Private members are always restricted to the class in which they were declared. Even when there is inheritance, they are not accessible to the daughter class. This class even welcomes the private members of its mother, but cannot access them in the code of the child class, nor can it access the members of the mother through super
. When opting for a private member is saying that he can not leak "under any circumstances" from his class, not even the derivatives.
It is not so at all possible to do it via reflection, but it is a trick to go over the language. This can be abused, so it is purposely not easy to do. It is necessary to understand that the protection that language gives is only to cover the well-meaning misuse. It is not a guarantee that there will never be access to members.

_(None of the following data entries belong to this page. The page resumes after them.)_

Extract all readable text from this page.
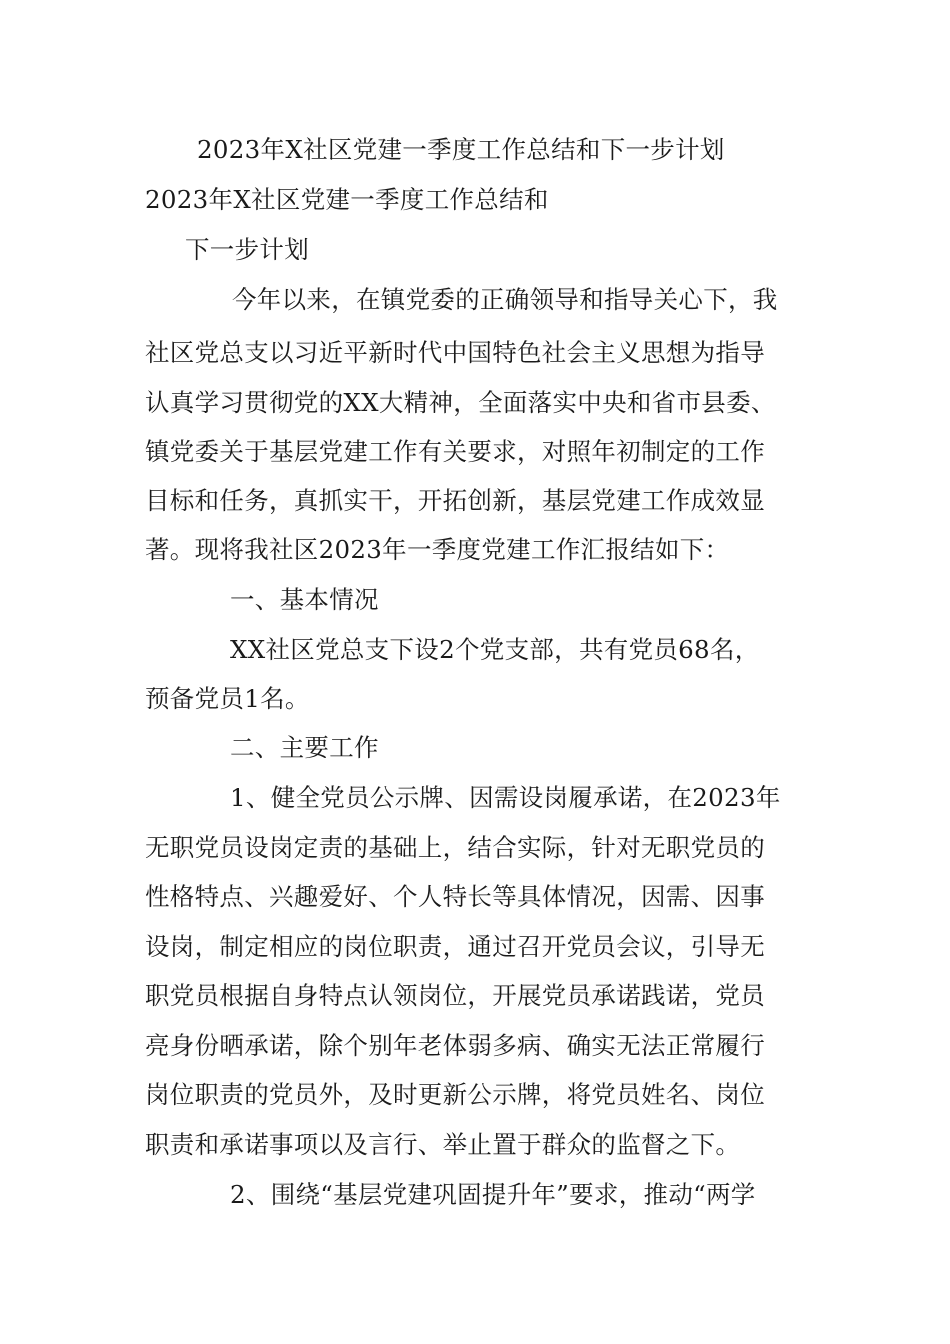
2023年X社区党建一季度工作总结和下一步计划
2023年X社区党建一季度工作总结和
下一步计划
今年以来，在镇党委的正确领导和指导关心下，我
社区党总支以习近平新时代中国特色社会主义思想为指导
认真学习贯彻党的XX大精神，全面落实中央和省市县委、
镇党委关于基层党建工作有关要求，对照年初制定的工作
目标和任务，真抓实干，开拓创新，基层党建工作成效显
著。现将我社区2023年一季度党建工作汇报结如下：
一、基本情况
XX社区党总支下设2个党支部，共有党员68名，
预备党员1名。
二、主要工作
1、健全党员公示牌、因需设岗履承诺，在2023年
无职党员设岗定责的基础上，结合实际，针对无职党员的
性格特点、兴趣爱好、个人特长等具体情况，因需、因事
设岗，制定相应的岗位职责，通过召开党员会议，引导无
职党员根据自身特点认领岗位，开展党员承诺践诺，党员
亮身份晒承诺，除个别年老体弱多病、确实无法正常履行
岗位职责的党员外，及时更新公示牌，将党员姓名、岗位
职责和承诺事项以及言行、举止置于群众的监督之下。
2、围绕“基层党建巩固提升年”要求，推动“两学
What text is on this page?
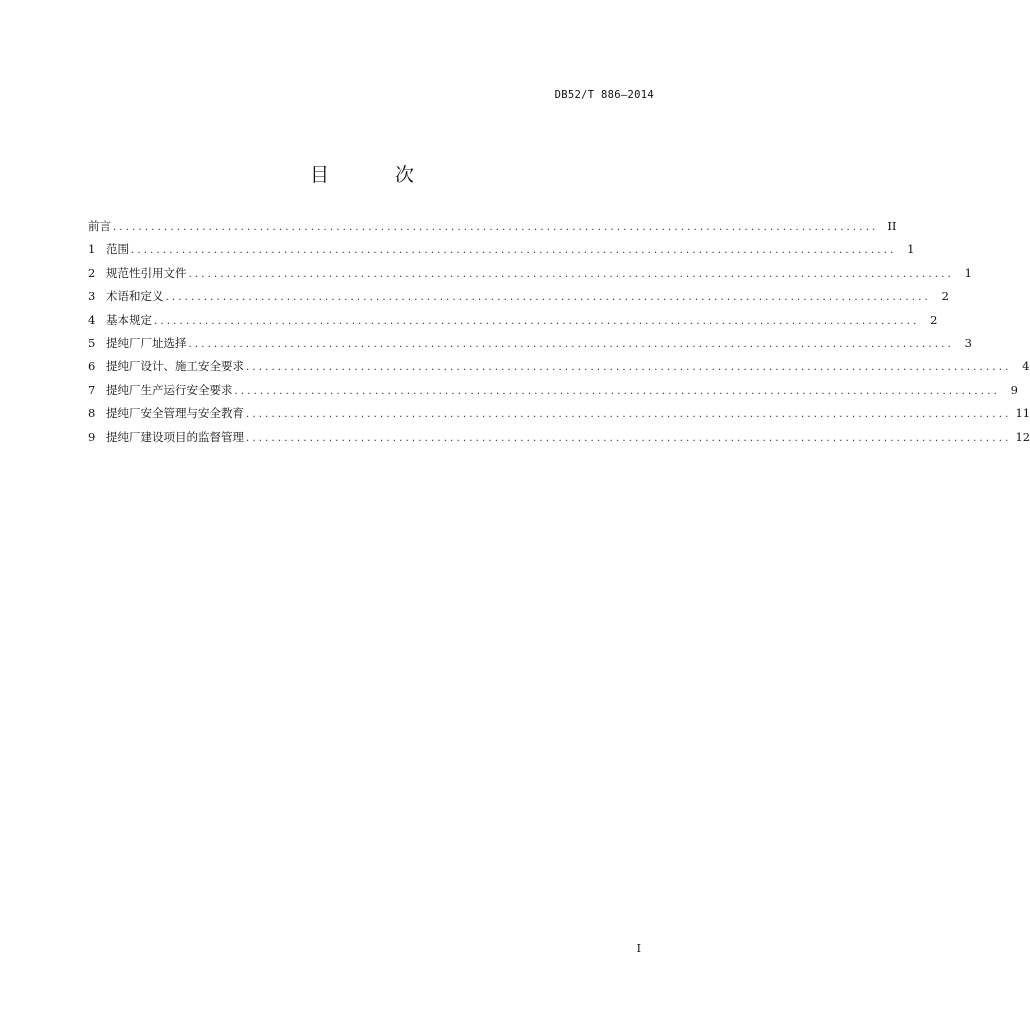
DB52/T 886—2014
目 次
前言 ........................................................................................................................ II
1 范围 ........................................................................................................................ 1
2 规范性引用文件 ........................................................................................................................ 1
3 术语和定义 ........................................................................................................................ 2
4 基本规定 ........................................................................................................................ 2
5 提纯厂厂址选择 ........................................................................................................................ 3
6 提纯厂设计、施工安全要求 ........................................................................................................................ 4
7 提纯厂生产运行安全要求 ........................................................................................................................ 9
8 提纯厂安全管理与安全教育 ........................................................................................................................ 11
9 提纯厂建设项目的监督管理 ........................................................................................................................ 12
I
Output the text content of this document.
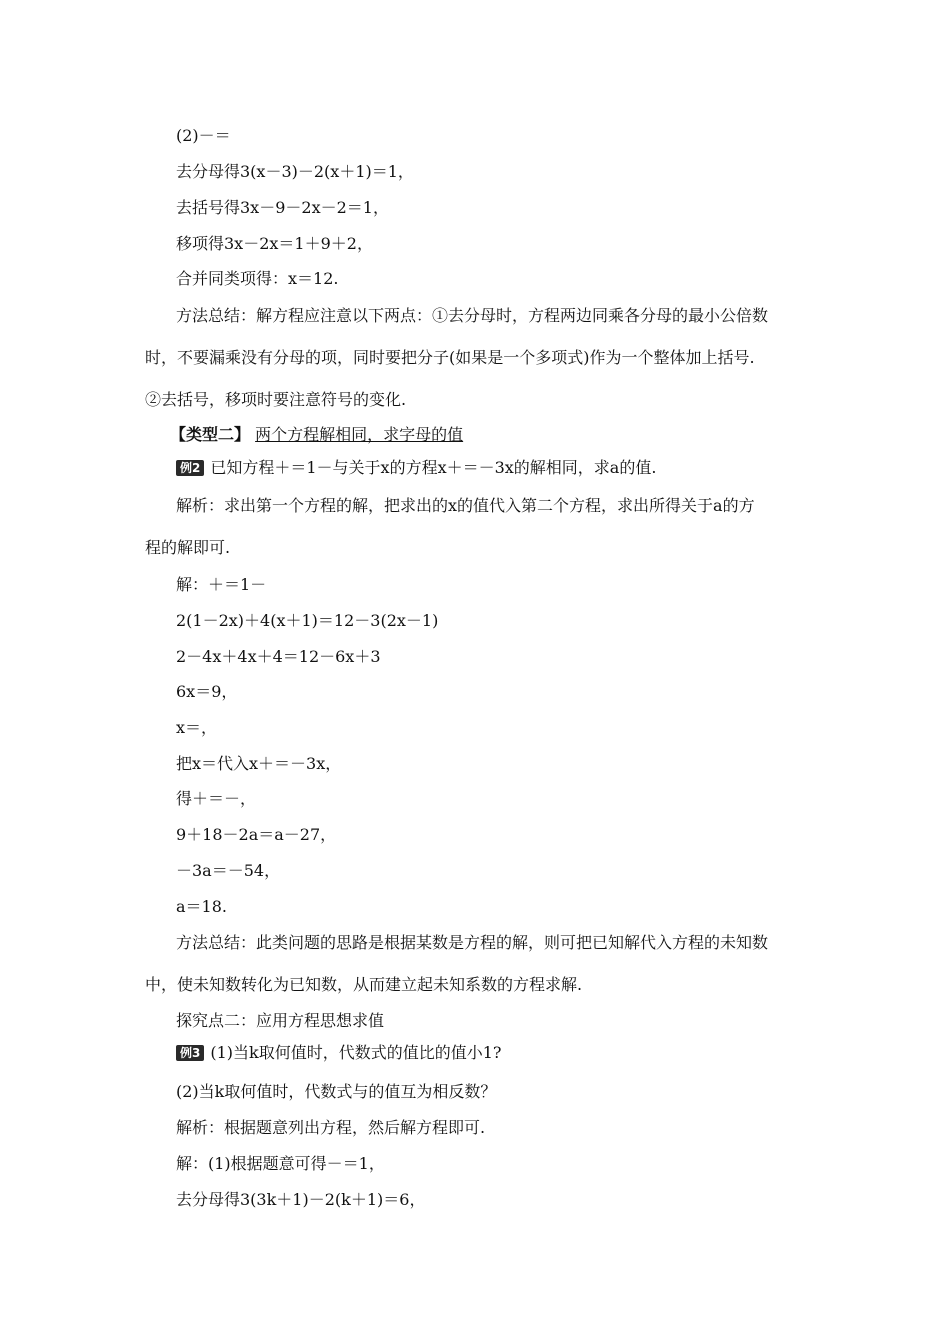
(2)－＝
去分母得3(x－3)－2(x＋1)＝1，
去括号得3x－9－2x－2＝1，
移项得3x－2x＝1＋9＋2，
合并同类项得：x＝12.
方法总结：解方程应注意以下两点：①去分母时，方程两边同乘各分母的最小公倍数
时，不要漏乘没有分母的项，同时要把分子(如果是一个多项式)作为一个整体加上括号.
②去括号，移项时要注意符号的变化.
【类型二】 两个方程解相同，求字母的值
例2 已知方程＋＝1－与关于x的方程x＋＝－3x的解相同，求a的值.
解析：求出第一个方程的解，把求出的x的值代入第二个方程，求出所得关于a的方
程的解即可.
解：＋＝1－
2(1－2x)＋4(x＋1)＝12－3(2x－1)
2－4x＋4x＋4＝12－6x＋3
6x＝9，
x＝，
把x＝代入x＋＝－3x，
得＋＝－，
9＋18－2a＝a－27，
－3a＝－54，
a＝18.
方法总结：此类问题的思路是根据某数是方程的解，则可把已知解代入方程的未知数
中，使未知数转化为已知数，从而建立起未知系数的方程求解.
探究点二：应用方程思想求值
例3 (1)当k取何值时，代数式的值比的值小1?
(2)当k取何值时，代数式与的值互为相反数？
解析：根据题意列出方程，然后解方程即可.
解：(1)根据题意可得－＝1，
去分母得3(3k＋1)－2(k＋1)＝6，
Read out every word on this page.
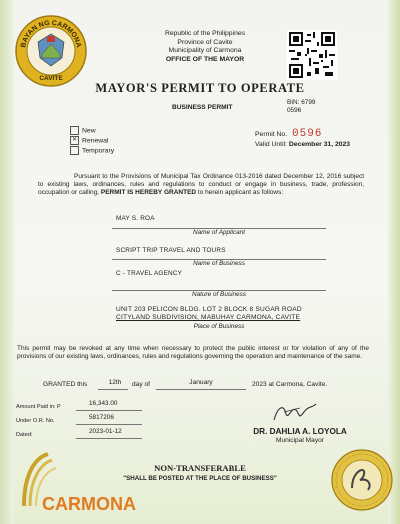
BAYAN NG CARMONA
CAVITE
Republic of the Philippines
Province of Cavite
Municipality of Carmona
OFFICE OF THE MAYOR
MAYOR'S PERMIT TO OPERATE
BUSINESS PERMIT
BIN: 6799
0596
New
✕ Renewal
Temporary
Permit No. 0596
Valid Until: December 31, 2023
Pursuant to the Provisions of Municipal Tax Ordinance 013-2016 dated December 12, 2016 subject to existing laws, ordinances, rules and regulations to conduct or engage in business, trade, profession, occupation or calling, PERMIT IS HEREBY GRANTED to herein applicant as follows:
MAY S. ROA
Name of Applicant
SCRIPT TRIP TRAVEL AND TOURS
Name of Business
C - TRAVEL AGENCY
Nature of Business
UNIT 203 PELICON BLDG. LOT 2 BLOCK 8 SUGAR ROAD
CITYLAND SUBDIVISION, MABUHAY CARMONA, CAVITE
Place of Business
This permit may be revoked at any time when necessary to protect the public interest or for violation of any of the provisions of our existing laws, ordinances, rules and regulations governing the operation and maintenance of the same.
GRANTED this	12th	day of	January	2023 at Carmona, Cavite.
Amount Paid in: P	16,343.00
Under O.R. No.	5817206
Dated:	2023-01-12	DR. DAHLIA A. LOYOLA
Municipal Mayor
NON-TRANSFERABLE
"SHALL BE POSTED AT THE PLACE OF BUSINESS"
CARMONA
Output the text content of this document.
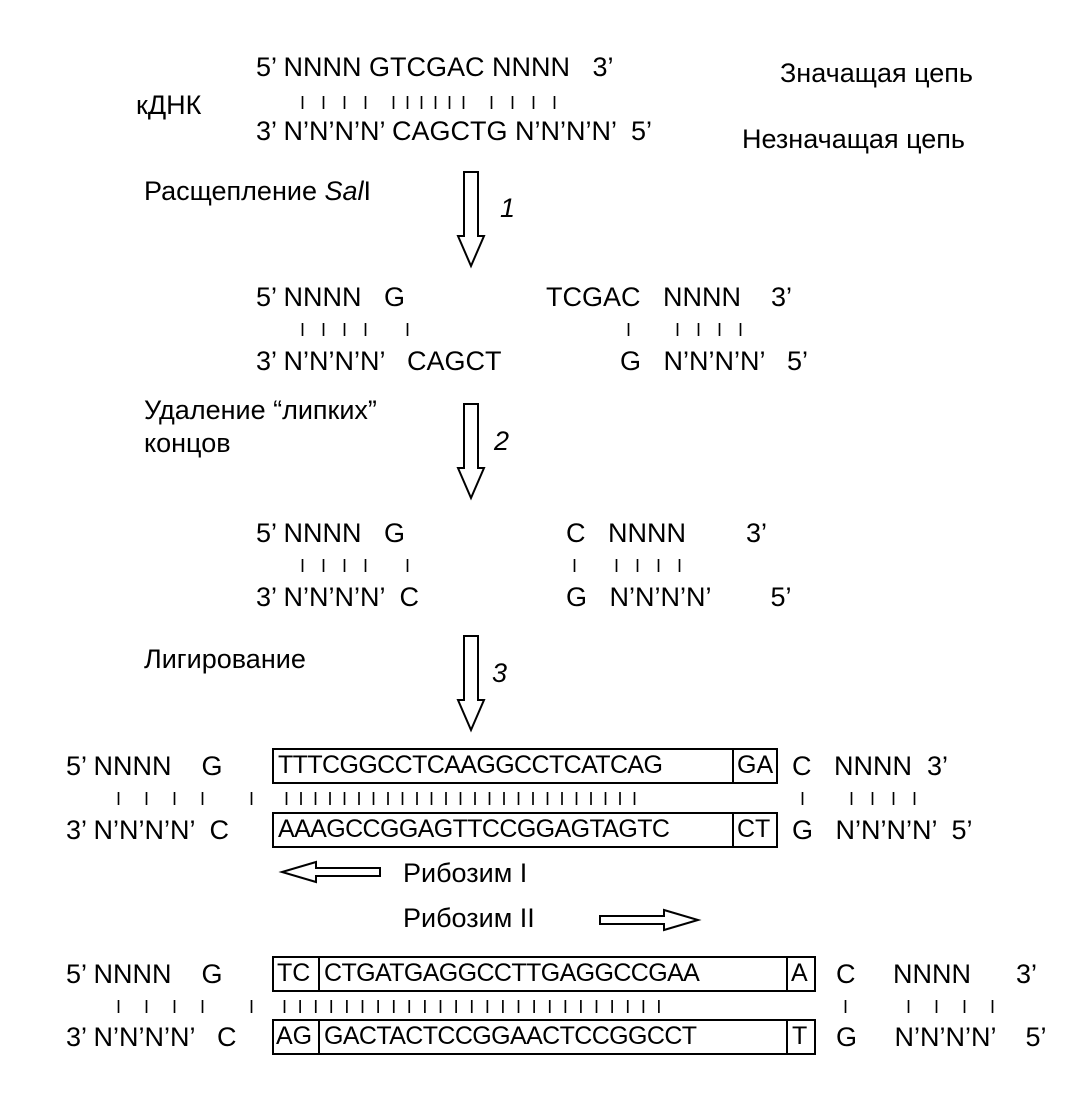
5’ NNNN GTCGAC NNNN   3’	Значащая цепь
кДНК	I  I  I  I   I I I I I I   I  I  I  I
3’ N’N’N’N’ CAGCTG N’N’N’N’  5’	Незначащая цепь
Расщепление SalI
1
5’ NNNN   G	TCGAC   NNNN    3’
I  I  I  I     I	I      I  I  I  I
3’ N’N’N’N’   CAGCT	G   N’N’N’N’   5’
Удаление “липких”
концов	2
5’ NNNN   G	C   NNNN        3’
I  I  I  I     I	I     I  I  I  I
3’ N’N’N’N’  C	G   N’N’N’N’        5’
Лигирование	3
5’ NNNN    G TTTCGGCCTCAAGGCCTCATCAG	GA C   NNNN  3’
I   I   I   I      I IIIIIIIIIIIIIIIIIIIIIIIII	I      I  I  I  I
3’ N’N’N’N’  C AAAGCCGGAGTTCCGGAGTAGTC	CT G   N’N’N’N’  5’
Рибозим I
Рибозим II
5’ NNNN    G TC CTGATGAGGCCTTGAGGCCGAA	A C     NNNN      3’
I   I   I   I      I IIIIIIIIIIIIIIIIIIIIIIIII	I        I   I   I   I
3’ N’N’N’N’   C AG GACTACTCCGGAACTCCGGCCT	T G     N’N’N’N’    5’
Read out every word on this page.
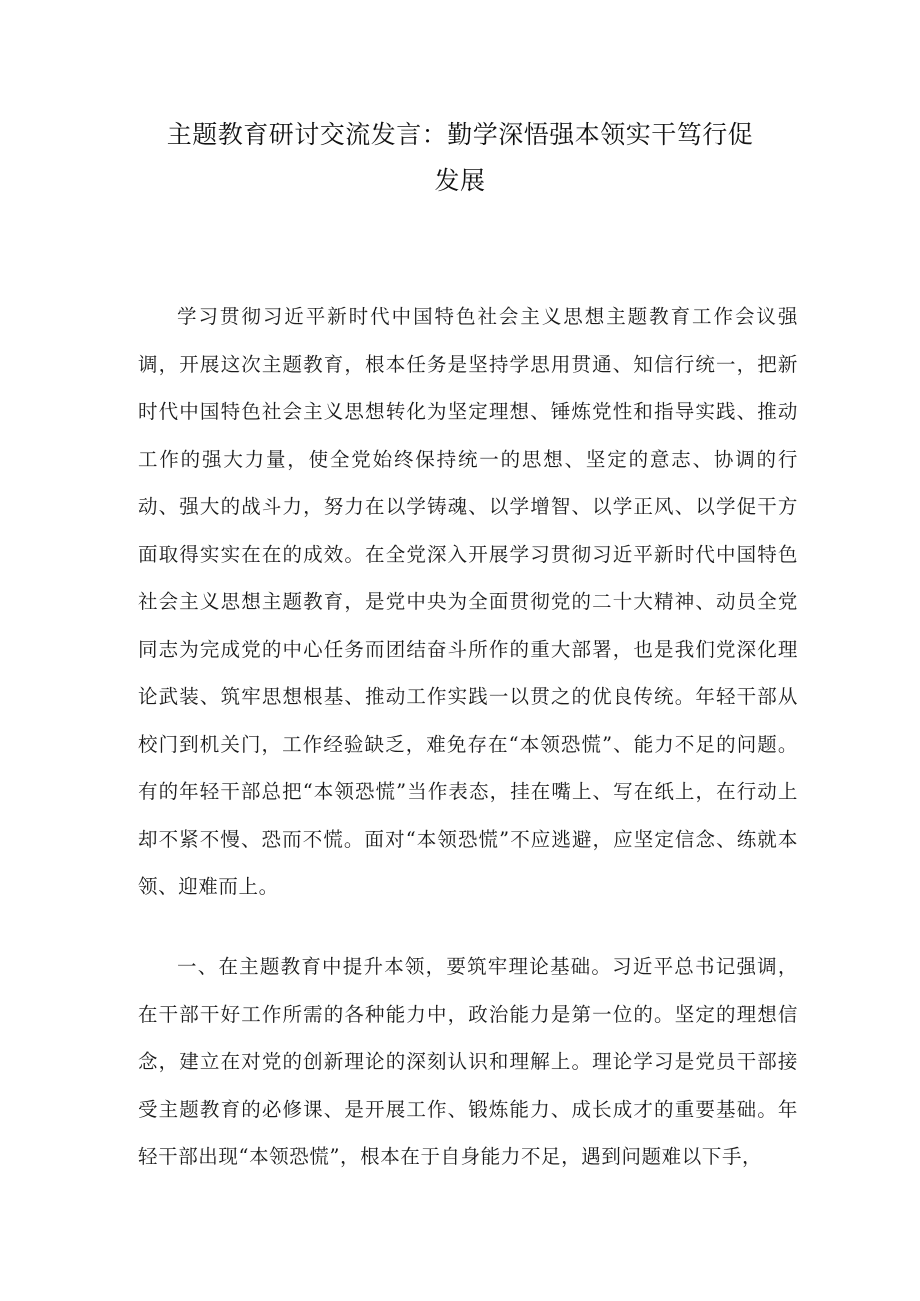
主题教育研讨交流发言：勤学深悟强本领实干笃行促
发展

学习贯彻习近平新时代中国特色社会主义思想主题教育工作会议强调，开展这次主题教育，根本任务是坚持学思用贯通、知信行统一，把新时代中国特色社会主义思想转化为坚定理想、锤炼党性和指导实践、推动工作的强大力量，使全党始终保持统一的思想、坚定的意志、协调的行动、强大的战斗力，努力在以学铸魂、以学增智、以学正风、以学促干方面取得实实在在的成效。在全党深入开展学习贯彻习近平新时代中国特色社会主义思想主题教育，是党中央为全面贯彻党的二十大精神、动员全党同志为完成党的中心任务而团结奋斗所作的重大部署，也是我们党深化理论武装、筑牢思想根基、推动工作实践一以贯之的优良传统。年轻干部从校门到机关门，工作经验缺乏，难免存在“本领恐慌”、能力不足的问题。有的年轻干部总把“本领恐慌”当作表态，挂在嘴上、写在纸上，在行动上却不紧不慢、恐而不慌。面对“本领恐慌”不应逃避，应坚定信念、练就本领、迎难而上。

一、在主题教育中提升本领，要筑牢理论基础。习近平总书记强调，在干部干好工作所需的各种能力中，政治能力是第一位的。坚定的理想信念，建立在对党的创新理论的深刻认识和理解上。理论学习是党员干部接受主题教育的必修课、是开展工作、锻炼能力、成长成才的重要基础。年轻干部出现“本领恐慌”，根本在于自身能力不足，遇到问题难以下手，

Members that must be accessed by child classes must be declared as protected
. There is an inheritance of these members with visibility in it, as well as the public
, obviously. I think it is also obvious that the protected cannot be accessed outside the daughter class.
Another common mistake is to think that the child class accesses members of another class when there is inheritance, this is not the case. The mother class members become part of the daughter class, not accessing elsewhere. There are no two distinct objects, one for the mother instance and the other for the daughter instance, there will only be the daughter instance that holds all the members, their own and the mother’s.
Well, roughly speaking, it’s like the compiler copied everything from the mother class and glued it to the daughter class. You’re not seeing the members there in your code, but they’re there when you put that down to inherit from a class. Private members are copied, but not visible to the child class code.
The methods accessors are generally public and are inherited. If you do not want them to be public but want the daughter class to have access to them, then they should be protected
, there’s no other way. And of course the variable that will support these methods must have at least the same visibility - I would say at most the same too, it may not be so, but it doesn’t make any sense.
I had this doubt because it is often put as default values for attributes with initialization in constructors. I thought that if I inherit a class that has these initializations in the constructor and I give super in the daughter class I could not get those initialized values from the mother class?
– Aline
So if they go
public
orprotected
, they will be in the daughter class and can access them like this. If they areprivate
, there is no way to access them directly by the daughter class, can through a methodsuper
, I’m not sure I understand that question. I’m not sure I have. When so try to put one in the question a concrete example of what you are trying to do, so it is easier to visualize and propose an alternative.– Maniero
OMG! Now I understand the builder is public.
– Aline
In general, yes, it is possible to do it privately, but in a few cases this is useful.